Navigating three calendars—the cardiologist’s, the nurse practitioner’s and the patient’s—can make scheduling virtual visits tricky at St. Vincent. Sometimes, Mazanek might have the morning blocked off for virtual visits, when the nurse practitioner ends up needing his help in the afternoon. “It’s an issue of coordinating the scheduling,” he says.

To justify the use of telecardiology, establishing the right volume is key. “The last thing you want is a cardiologist who is twiddling his thumbs for four hours,” Mazanek says. “You’ve got to be able to keep somebody continuously busy while they’re doing this.”

Moving forward with telecardiology

The leaders at St. Vincent and Spectrum agree that, so far, telecardiology has been a positive use of resources and has offered patients greater access to care.

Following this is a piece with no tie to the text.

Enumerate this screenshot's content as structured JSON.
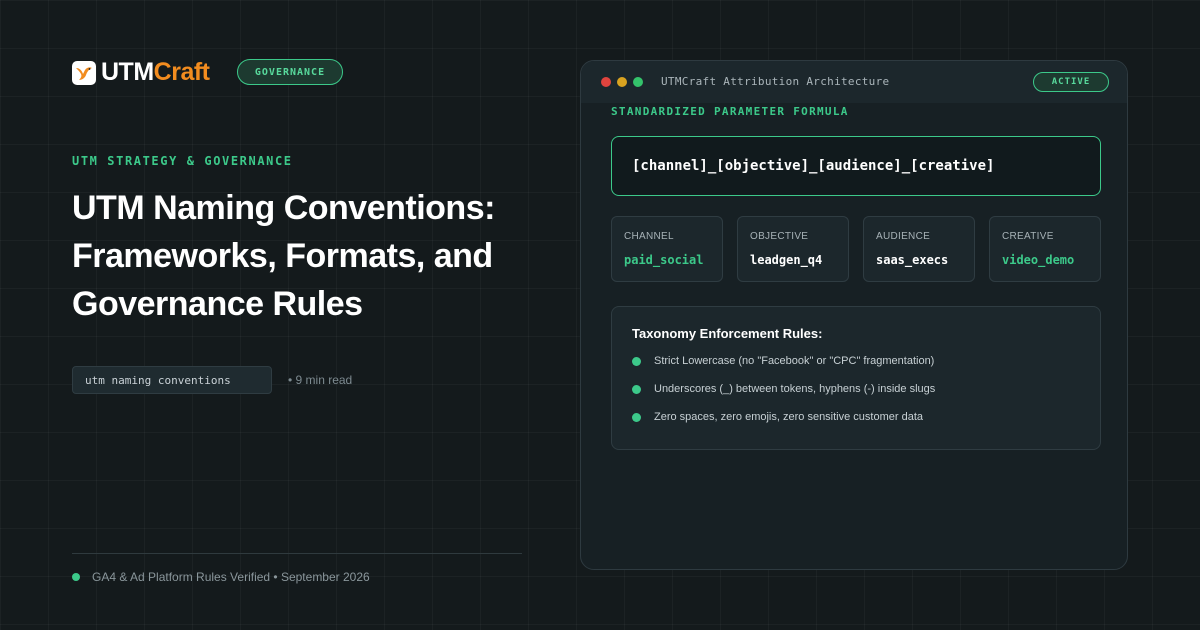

Mazanek says he anticipates telecardiology becoming even more important to St. Vincent as the system uses more advanced practitioners. “This will help with collaboration.” And at Spectrum, Wilton says she expects to see a return on the telecardiology investment through declining readmissions.

But that doesn’t mean telecardiology is the right step for every provider or practice. “There has to be a real need for it,” Mazanek says, adding that the ability for telemedicine to provide access to rural patients is a strong reason. It’s a mistake, he says, to launch a telemedicine program just because it’s trendy and good PR. “Get beyond the marketing,” he says.